Okay, I will work on the wording here.

> > Signed-off-by: Alexander Duyck <alexander.h.duyck@xxxxxxxxxxxxxxx>
> > ---
> > drivers/base/dd.c | 104 +++++++++++++++++++++++++++---------------------
> > include/linux/device.h | 9 ++--
> > 2 files changed, 64 insertions(+), 49 deletions(-)
> >
> > diff --git a/drivers/base/dd.c b/drivers/base/dd.c
> > index e74cefeb5b69..ed19cf0d6f9a 100644
> > --- a/drivers/base/dd.c
> > +++ b/drivers/base/dd.c
> > @@ -472,6 +472,8 @@ static int really_probe(struct device *dev, struct device_driver *drv)
> > drv->bus->name, __func__, drv->name, dev_name(dev));
> > WARN_ON(!list_empty(&dev->devres_head));
> >
> > + /* clear async_probe flag as we are no longer deferring driver load */
> > + dev->async_probe = false;
> > re_probe:
> > dev->driver = drv;
> >
> > @@ -771,6 +773,10 @@ static void __device_attach_async_helper(void *_dev, async_cookie_t cookie)
> >
> > device_lock(dev);
> >
> > + /* nothing to do if async_probe has been cleared */
> > + if (!dev->async_probe)
> > + goto out_unlock;
> > +
> > if (dev->parent)
> > pm_runtime_get_sync(dev->parent);
> >
> > @@ -781,7 +787,7 @@ static void __device_attach_async_helper(void *_dev, async_cookie_t cookie)
> >
> > if (dev->parent)
> > pm_runtime_put(dev->parent);
> > -
> > +out_unlock:
> > device_unlock(dev);
> >
> > put_device(dev);
> > @@ -826,6 +832,7 @@ static int __device_attach(struct device *dev, bool allow_async)
> > */
> > dev_dbg(dev, "scheduling asynchronous probe\n");
> > get_device(dev);
> > + dev->async_probe = true;
> > async_schedule(__device_attach_async_helper, dev);
> > } else {
> > pm_request_idle(dev);
> > @@ -971,62 +978,69 @@ EXPORT_SYMBOL_GPL(driver_attach);
> > */
> > static void __device_release_driver(struct device *dev, struct device *parent)
> > {
> > - struct device_driver *drv;
> > + struct device_driver *drv = dev->driver;
> >
> > - drv = dev->driver;
> > - if (drv) {
> > - while (device_links_busy(dev)) {
> > - __device_driver_unlock(dev, parent);
> > + /*
> > + * In the event that we are asked to release the driver on an
> > + * interface that is still waiting on a probe we can just terminate
> > + * the probe by setting async_probe to false.
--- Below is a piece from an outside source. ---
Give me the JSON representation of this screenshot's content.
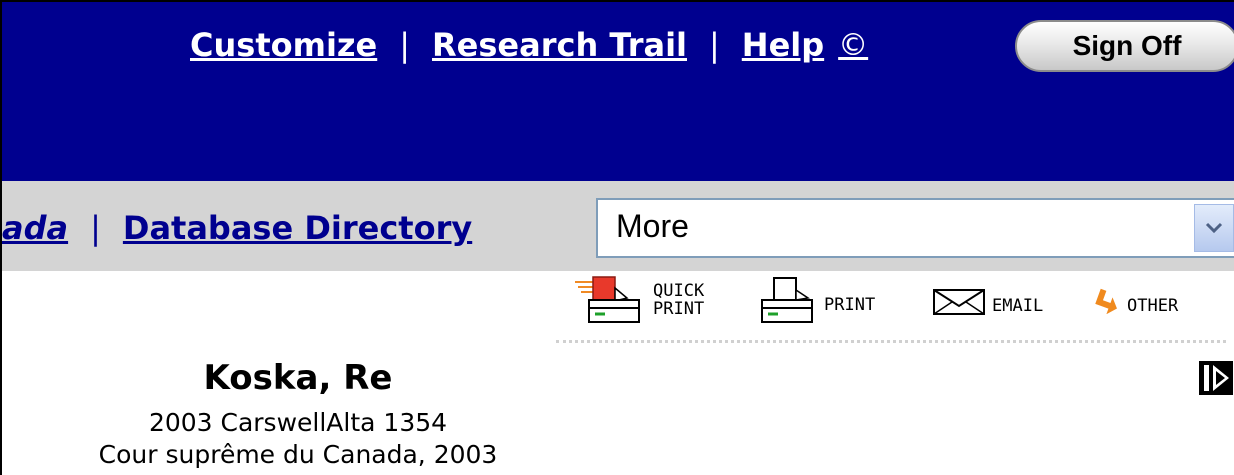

When the async call
> > + * is finally completed it will see this state and just exit.
> > + */
> > + dev->async_probe = false;
> > + if (!drv)
> > + return;
>
> Patch 4 deleted the async_synchronize_full() that would have flushed
> in-flight ->probe() relative to the current ->remove(). If remove runs
> before probe then would seem to be deadlock condition, but if
> ->remove() runs before probe then dev->driver is NULL and we abort. So
> I'm struggling to see what value dev->async_probe provides over
> dev->driver?

So the issue addressed by patch 4 is a deadlock on the device driver
lock. Also it didn't make much sense to flush per device when we really
only needed to flush things once and then clean up the devices.

What I am doing with the async_probe value is providing a way to
gracefully shutdown any deferred probe calls that may be outstanding
without having to resort to an explicit flush. The problem with the
flush is that you have to release the device lock and as soon as you
have done that the potential for something else to occur gets opended
up. The general issue I have with just trying to use dev->driver is
that it assumes the probe has already completed. That may not always be
the case. My main concern would be with a device that is popping in and
out of existence quickly so that something like a remove call is being
made before the driver has been loaded. I would prefer all possible
cases where probe and then remove is called in quick succession to
result in no driver being loaded instead of a driver loading on a
device that maybe shouldn't be there.

As far as the remove before probe case that should have no effect with
this code since it would just transition async_probe from false to
false so the extra write would have no effect.